Is Your Cloud Making You Fat?

As I dozed over the weekend watching TV, something caught my ear: a commercial touting a product with “only 1.5 grams of carbs”. I can’t even tell you what the product was — my first thought was, “Are people even counting carbs anymore?”  It turns out that they are! People are quietly avoiding bread and potatoes. But for a while, fad diets based on avoiding carbs were all you heard about. Now, it’s just one more weight loss option.

Which, naturally, got me thinking about my favorite current fad term – “cloud”. Here’s a prediction for you: in a few years, no one will be talking about cloud.

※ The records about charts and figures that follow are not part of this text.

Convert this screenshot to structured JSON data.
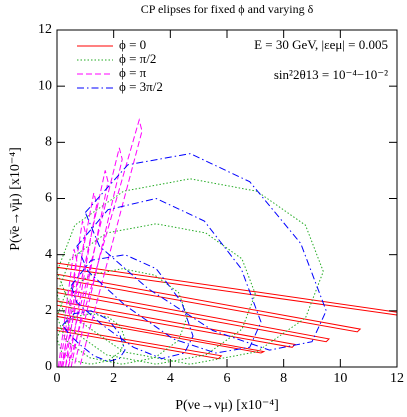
{
  "chart_data": {
    "type": "line",
    "title": "CP elipses for fixed ϕ  and varying δ",
    "x_label": "P(νe→νμ) [x10⁻⁴]",
    "y_label": "P(ν̄e→ν̄μ) [x10⁻⁴]",
    "annotations": [
      "E = 30 GeV, |εeμ| = 0.005",
      "sin²2θ13 = 10⁻⁴−10⁻²"
    ],
    "legend": "top-left",
    "xlim": [
      0,
      12
    ],
    "ylim": [
      0,
      12
    ],
    "xticks": [
      0,
      2,
      4,
      6,
      8,
      10,
      12
    ],
    "yticks": [
      0,
      2,
      4,
      6,
      8,
      10,
      12
    ],
    "series": [
      {
        "name": "ϕ = 0",
        "color": "#ff0000",
        "dash": "solid",
        "x": [
          0,
          12,
          12,
          0,
          0,
          null,
          0,
          10.7,
          10.6,
          0,
          0,
          null,
          0,
          9.6,
          9.5,
          0,
          0,
          null,
          0,
          8.4,
          8.3,
          0,
          0,
          null,
          0,
          7.3,
          7.2,
          0,
          0,
          null,
          0,
          5.8,
          5.7,
          0,
          0
        ],
        "values": [
          3.7,
          1.95,
          1.85,
          3.55,
          3.7,
          null,
          3.3,
          1.35,
          1.25,
          3.15,
          3.3,
          null,
          2.8,
          1.0,
          0.9,
          2.65,
          2.8,
          null,
          2.35,
          0.8,
          0.7,
          2.2,
          2.35,
          null,
          1.9,
          0.55,
          0.5,
          1.8,
          1.9,
          null,
          1.4,
          0.4,
          0.3,
          1.3,
          1.4
        ]
      },
      {
        "name": "ϕ = π/2",
        "color": "#22aa22",
        "dash": "dotted",
        "x": [
          9.4,
          8.77,
          7.05,
          4.7,
          2.35,
          0.63,
          0,
          0.63,
          2.35,
          4.7,
          7.05,
          8.77,
          9.4,
          null,
          7,
          6.53,
          5.25,
          3.5,
          1.75,
          0.47,
          0,
          0.47,
          1.75,
          3.5,
          5.25,
          6.53,
          7,
          null,
          4.6,
          4.29,
          3.45,
          2.3,
          1.15,
          0.31,
          0,
          0.31,
          1.15,
          2.3,
          3.45,
          4.29,
          4.6,
          null,
          2.4,
          2.24,
          1.8,
          1.2,
          0.6,
          0.16,
          0,
          0.16,
          0.6,
          1.2,
          1.8,
          2.24,
          2.4
        ],
        "values": [
          3.4,
          5.05,
          6.26,
          6.7,
          6.26,
          5.05,
          3.4,
          1.75,
          0.54,
          0.1,
          0.54,
          1.75,
          3.4,
          null,
          2.6,
          3.85,
          4.77,
          5.1,
          4.77,
          3.85,
          2.6,
          1.35,
          0.43,
          0.1,
          0.43,
          1.35,
          2.6,
          null,
          1.8,
          2.65,
          3.27,
          3.5,
          3.27,
          2.65,
          1.8,
          0.95,
          0.33,
          0.1,
          0.33,
          0.95,
          1.8,
          null,
          1,
          1.45,
          1.78,
          1.9,
          1.78,
          1.45,
          1,
          0.55,
          0.22,
          0.1,
          0.22,
          0.55,
          1
        ]
      },
      {
        "name": "ϕ = π",
        "color": "#ff00ff",
        "dash": "dashed",
        "x": [
          0.4,
          2.9,
          3.0,
          0.8,
          0.4,
          null,
          0.3,
          2.2,
          2.3,
          0.6,
          0.3,
          null,
          0.2,
          1.7,
          1.8,
          0.5,
          0.2,
          null,
          0.15,
          1.3,
          1.4,
          0.4,
          0.15,
          null,
          0.1,
          0.9,
          1.0,
          0.3,
          0.1,
          null,
          0.05,
          0.6,
          0.7,
          0.2,
          0.05
        ],
        "values": [
          0,
          8.8,
          8.4,
          0,
          0,
          null,
          0,
          7.8,
          7.4,
          0,
          0,
          null,
          0,
          7.0,
          6.6,
          0,
          0,
          null,
          0,
          6.2,
          5.8,
          0,
          0,
          null,
          0,
          5.2,
          4.8,
          0,
          0,
          null,
          0,
          4.2,
          3.8,
          0,
          0
        ]
      },
      {
        "name": "ϕ = 3π/2",
        "color": "#0000ff",
        "dash": "dashdot",
        "x": [
          1.0,
          2.5,
          4.7,
          6.8,
          8.6,
          9.5,
          9.0,
          7.5,
          5.5,
          3.2,
          1.5,
          1.0,
          null,
          0.7,
          1.8,
          3.5,
          5.2,
          6.5,
          7.2,
          6.8,
          5.6,
          4.1,
          2.4,
          1.1,
          0.7,
          null,
          0.5,
          1.2,
          2.4,
          3.5,
          4.4,
          4.8,
          4.5,
          3.7,
          2.7,
          1.6,
          0.7,
          0.5,
          null,
          0.2,
          0.6,
          1.2,
          1.8,
          2.2,
          2.4,
          2.2,
          1.8,
          1.3,
          0.8,
          0.4,
          0.2
        ],
        "values": [
          5.5,
          7.2,
          7.6,
          6.6,
          4.4,
          2.0,
          0.9,
          0.6,
          1.3,
          2.8,
          4.3,
          5.5,
          null,
          4.3,
          5.6,
          6.0,
          5.2,
          3.5,
          1.6,
          0.7,
          0.5,
          1.0,
          2.2,
          3.4,
          4.3,
          null,
          2.9,
          3.8,
          4.0,
          3.5,
          2.3,
          1.1,
          0.5,
          0.3,
          0.7,
          1.5,
          2.3,
          2.9,
          null,
          1.5,
          1.9,
          2.0,
          1.7,
          1.2,
          0.6,
          0.3,
          0.2,
          0.4,
          0.8,
          1.2,
          1.5
        ]
      }
    ]
  }
}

Companies everywhere will be using it in some form or another as a way to deliver services to end users, but they won’t be wrapped up in what to call it. They’ll instead be focused on what it’s doing for them.

So, with that behind us, what’s next? Well, just like we all need to manage our diets, we are all going to need to manage our clouds. Easily accessible, inexpensive junk food is making us fat, according to some pundits. Imagine how wasteful we could be with IT dollars, if we had unlimited supplies of inexpensive servers? It’s immediate gratification all over the place. 

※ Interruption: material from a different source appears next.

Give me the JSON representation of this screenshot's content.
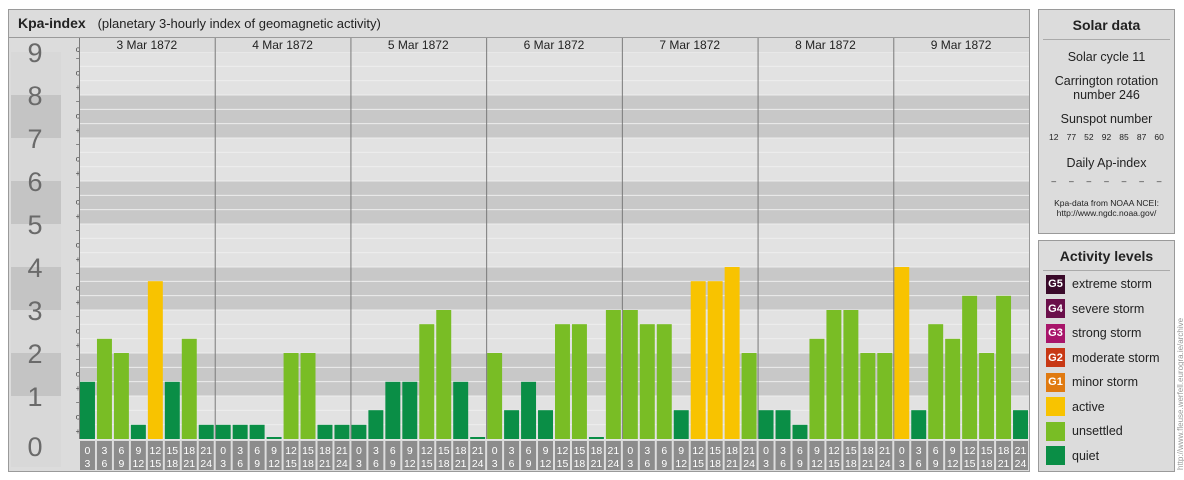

I’m not suggesting we throw the cloud away or limit its accessibility. Instead, I’m suggesting that companies who want to effectively use the cloud are going to have to effectively manage the cloud. That means those in positions of authority over IT are going to have to monitor the cloud; they’re going to have to turn off servers and pay greater attention to how their applications are scaling. It’s actually something we’ve been talking and thinking about for a while. Not long ago, we hosted a webinar with a guest analyst from Forrester Research to discuss this very topic.

Net-net, here’s what we learned:

  1. Moving to the cloud isn’t all or nothing. Choose apps that make sense to move. Don’t move them all, and test them before you move anything.
  2. You need to know more about your applications than you used to. Apps run differently in virtualized environments, or so I’m told. Something to consider, for certain.
  3. Monitoring is more important than ever before. You’ve got to know not only if physical assets are active and responsive; you’ve got to know that the virtual layers are working in concert, too.
  4. And, my personal favorite: Cloud is only less expensive if you govern it. If you leave your cloud servers running all the time, you could (and I stress could) end up paying more money in the long-run.
I suppose the moral of the story could be that everything is good in moderation, even carbs. What problems could you end up with if you overdo your cloud?  How can you avoid overdoing it?